Maj. Margaret Witt, who lives in Spokane, is seeking a federal injunction. She wants to keep serving as a flight nurse while her American Civil Liberties Union lawyers challenge the military’s policy on homosexuality.
“There’s no harm to the Air Force or the public here,” said Witt’s attorney, James Lobsenz, adding that flight nurses are critically needed. “I don’t think any of those patients have ever looked up at her and said ‘I don’t want to be treated by a lesbian, get me a heterosexual.’ “
The Air Force argues that Witt’s lawsuit is premature. Although suspended from training or deploying with her unit for nearly 20 months, Justice Department lawyer Peter Phipps said, the reservist hasn’t been discharged yet. That’s an issue to be taken up by an Air Force appeals board. A hearing is tentatively slated for this summer.
Nor, Phipps said, has the major been harmed enough by the suspension to justify an injunction.
“Here there has not been a constitutionally significant deprivation,” he told U.S. District Court Judge Ronald Leighton.
At President Bill Clinton’s urging, the U.S. military in 1994 adopted a “don’t ask, don’t tell” policy on gays and lesbians. Under it, people who acknowledge they’re homosexual can be booted from service.
Part of Witt’s court challenge may involve the fact that her relationship was with a civilian woman, rather than anyone in her unit. If the court draws a distinction between such relationships, it would likely prompt a flurry of challenges to the Pentagon policy.
“From where I sit, it would mean virtually the end of ‘don’t ask, don’t tell,’ ” said Judge Leighton.
He said he’ll try to have a ruling within weeks.
Witt’s attorneys are relying on a 2003 U.S. Supreme Court decision, Lawrence v. Texas, in which the high court struck down a state anti-sodomy law. Liberty, Justice Anthony Kennedy wrote in that ruling, presumes “freedom of thought, belief, expression and certain intimate conduct.”
The military has long said that asking troops to live with, shower and bed down with openly gay and lesbian troops would destroy unit cohesion and effectiveness. Lobsenz said that similar arguments were made to try to prevent integration of whites and blacks in the armed forces decades ago. (Phipps said after the hearing that Justice Department policy barred him from commenting on the case.)
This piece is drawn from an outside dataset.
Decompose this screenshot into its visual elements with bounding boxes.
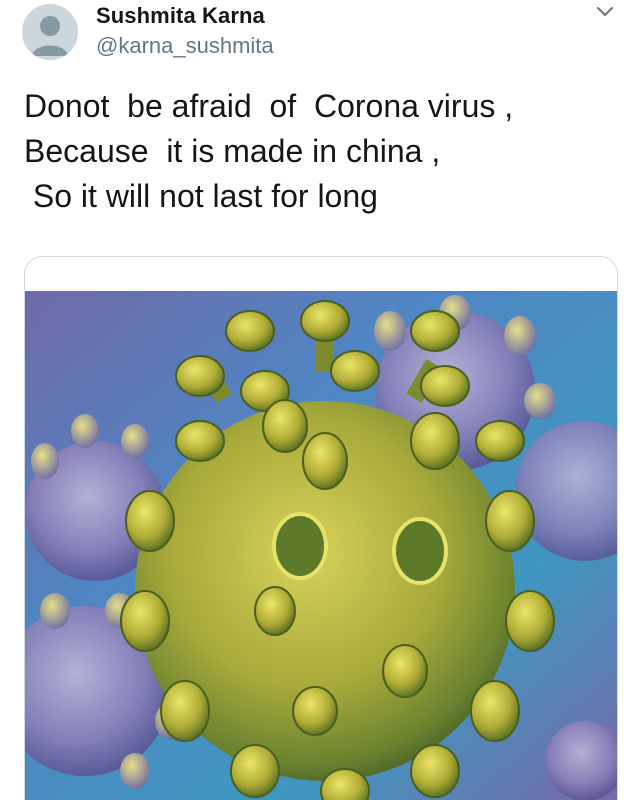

Witt, 42, joined the Air Force in 1987 after working as an operating-room nurse in Tacoma. After nine years on active duty, she became a reservist in 1995. In civilian life, she’s a physical therapist in Spokane.
Two years ago, someone tipped off the Air Force that Witt was a lesbian. The Air Force investigated, and a civilian woman said she and Witt “had engaged in a committed and loving relationship from July 1997 through October 2003.”
In November 2004, a stunned Witt was called into her commander’s office and told to stop reporting for reservist duty. The Air Force, she was told, was discharging her “on grounds of homosexual conduct.”
Since that day, she’s worn her uniform exactly twice. Once was for an April press conference in Seattle, at which she announced that she was fighting to stay in the military. The second time was Friday, as she sat intently watching the lawyers talk about her in a large courtroom inside Tacoma’s Union Station courthouse.
“It always comes down to people discussing sex,” she said afterward, adding that she’s much more than that.
Witt’s decision to fight the military’s “don’t ask, don’t tell” policy has propelled her into the national spotlight.
“People are Googling me,” she said, referring to the Internet search engine. “You couldn’t find me anywhere before that day” of the April press conference.
Many former airman colleagues have called with encouragement, she said. People she served with in California, Germany, Illinois and other places have tracked her down and phoned.
“That was really humbling,” she said. “I can’t tell you what that means.”
She said she’s perplexed at why her discharge appeal hearing still hasn’t been scheduled after nearly two years.
“I know that with the military it’s a waiting game,” she said, “but when it comes down to something so serious that affects your life, it seems a little odd. If I’m going to go out there in the desert again, I’m not getting any younger.”
The Associated Press contributed to this report.